„Wir in Europa und Deutschland müssen sehr viel mehr für unsere Sicherheit und Verteidigung machen“: Vor zehn Jahren wäre diese Aussage des EU-Außenausschussvorsitzenden David McAllister (CDU) trotz der völkerrechtswidrigen Annexion der Krim durch Russland noch müde belächelt worden. Der „Pax Europaea“ schien damals trotz aller russischer Allmachtsphantasien unerschütterlich zu sein. Zwei Jahre nach dem großangelegten Überfall von Putins Schergen auf die Ukraine am 24. Februar 2022 hat sich jedoch ein anderes Bewusstsein etabliert. Die eingangs zitierte McAllister-Forderung ist in der Breite der Bevölkerung mittlerweile zum Konsens geworden und erzeugt nicht mehr kritisches Stirnrunzeln, sondern bestätigendes Kopfnicken. Wie selbstverständlich die Akzeptanz von Rüstungswirtschaft und Aufrüstung geworden ist, machte vor einigen Tagen kurioserweise ausgerechnet eine Protestveranstaltung vor dem Rheinmetall-Werk im niedersächsischen Unterlüß (Kreis Celle) deutlich. Dort hatten sich mehrere hundert Menschen zusammengefunden, um Bundeskanzler Olaf Scholz (SPD) auszubuhen – nicht aber etwa für die von ihm ausgerufene Zeitenwende in der Sicherheitspolitik, sondern für seinen Umgang mit den Landwirten. Die Eröffnung einer neuen Munitionsfabrik für Artilleriegeschosse war nur für ganz wenige Friedensaktivisten ein Thema, deren Anzahl sich im Vergleich zu den Demonstrationen vergangener Jahre am Standort Unterlüß anscheinend sogar verringert hat.

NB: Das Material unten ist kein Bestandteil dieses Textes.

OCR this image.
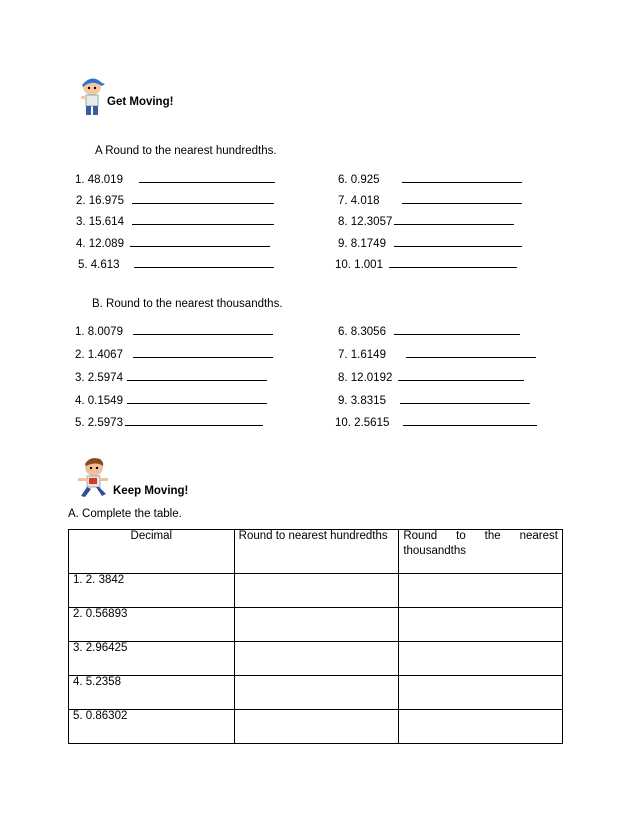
Get Moving!
A Round to the nearest hundredths.
1. 48.019
2. 16.975
3. 15.614
4. 12.089
5. 4.613
6. 0.925
7. 4.018
8. 12.3057
9. 8.1749
10. 1.001
B. Round to the nearest thousandths.
1. 8.0079
2. 1.4067
3. 2.5974
4. 0.1549
5. 2.5973
6. 8.3056
7. 1.6149
8. 12.0192
9. 3.8315
10. 2.5615
Keep Moving!
A. Complete the table.
Decimal	Round to nearest hundredths	Round to the nearest
thousandths

1. 2. 3842		
2. 0.56893		
3. 2.96425		
4. 5.2358		
5. 0.86302		
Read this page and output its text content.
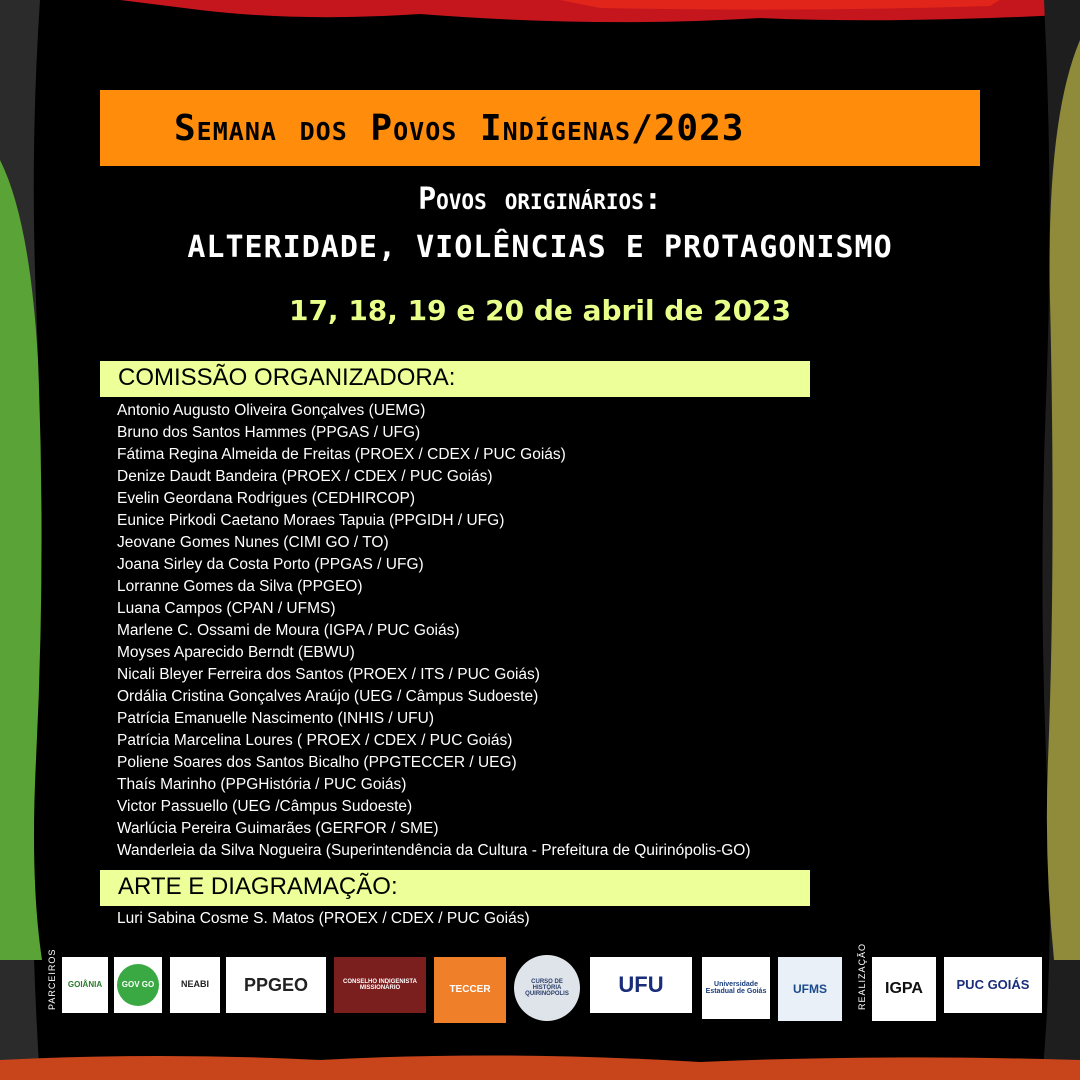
Semana dos Povos Indígenas/2023
Povos originários:
ALTERIDADE, VIOLÊNCIAS E PROTAGONISMO
17, 18, 19 e 20 de abril de 2023
COMISSÃO ORGANIZADORA:
Antonio Augusto Oliveira Gonçalves (UEMG)
Bruno dos Santos Hammes (PPGAS / UFG)
Fátima Regina Almeida de Freitas (PROEX / CDEX / PUC Goiás)
Denize Daudt Bandeira (PROEX / CDEX / PUC Goiás)
Evelin Geordana Rodrigues (CEDHIRCOP)
Eunice Pirkodi Caetano Moraes Tapuia (PPGIDH / UFG)
Jeovane Gomes Nunes (CIMI GO / TO)
Joana Sirley da Costa Porto (PPGAS / UFG)
Lorranne Gomes da Silva (PPGEO)
Luana Campos (CPAN / UFMS)
Marlene C. Ossami de Moura (IGPA / PUC Goiás)
Moyses Aparecido Berndt (EBWU)
Nicali Bleyer Ferreira dos Santos (PROEX / ITS / PUC Goiás)
Ordália Cristina Gonçalves Araújo (UEG / Câmpus Sudoeste)
Patrícia Emanuelle Nascimento (INHIS / UFU)
Patrícia Marcelina Loures ( PROEX / CDEX / PUC Goiás)
Poliene Soares dos Santos Bicalho (PPGTECCER / UEG)
Thaís Marinho (PPGHistória / PUC Goiás)
Victor Passuello (UEG /Câmpus Sudoeste)
Warlúcia Pereira Guimarães (GERFOR / SME)
Wanderleia da Silva Nogueira (Superintendência da Cultura - Prefeitura de Quirinópolis-GO)
ARTE E DIAGRAMAÇÃO:
Luri Sabina Cosme S. Matos (PROEX / CDEX / PUC Goiás)
PARCEIROS	REALIZAÇÃO
GOIÂNIA GOV GO	NEABI PPGEO	CONSELHO INDIGENISTA MISSIONÁRIO	TECCER
CURSO DE HISTÓRIA QUIRINÓPOLIS	UFU	Universidade Estadual de Goiás	UFMS	IGPA	PUC GOIÁS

Bei seinem Besuch bei Rheinmetall in Unterlüß betont Bundeskanzler Olaf Scholz, wie wichtig eine „flexible, moderne und tüchtige Verteidigungsindustrie“ ist. | Foto: Bundesregierung/Steins

„Zur Sicherung der strategischen Souveränität Deutschlands im Bereich der Munitionsherstellung schaffen wir eine nationale Produktionsstätte, die neue Maßstäbe setzt und vor allem die Versorgung der Bundeswehr sicherstellen wird. Wir tun dies aus der Verantwortung und dem Willen heraus, mit unseren Technologien maßgeblich zur Verteidigungs­fähigkeit unseres Landes und unserer Nato-Partner beizutragen“, sagte Rheinmetall-CEO Armin Papperger zur Begründung für den Neubau. Dass sich mit der Produktion von Artilleriemunition für die Bundeswehr jetzt und in Zukunft viel Geld verdienen lässt, dürfte für den Aktienkonzern allerdings eine nicht minder wichtige Rolle gespielt haben. Während weite Teile der deutschen Industrie derzeit nach dem Grundsatz „Bestandspflege im Inland, Produktionszuwachs im Ausland“ vorgehen, ist die 300-Millionen-Euro-Investition von Rheinmetall in der Südheide ein deutliches Zeichen: Kapazitätsaufbau rechnet sich für die Rüstungswirtschaft auch am Standort Deutschland. Auch wenn die Rüstungsausgaben und das Bundeswehr-Sondervermögen in Berlin immer wieder umstritten sind, hat es die Ampel-Regierung trotzdem geschafft, den deutschen Rüstungsunternehmen ein Gefühl von Investitionssicherheit zu geben. Es zeigt sich, dass ein Industriezweig trotz schwieriger Standortbedingungen wachsen kann, wenn sich die Koalitionspartner auf eine gemeinsame Marschroute einigen und nicht ständig den Kurs wechseln.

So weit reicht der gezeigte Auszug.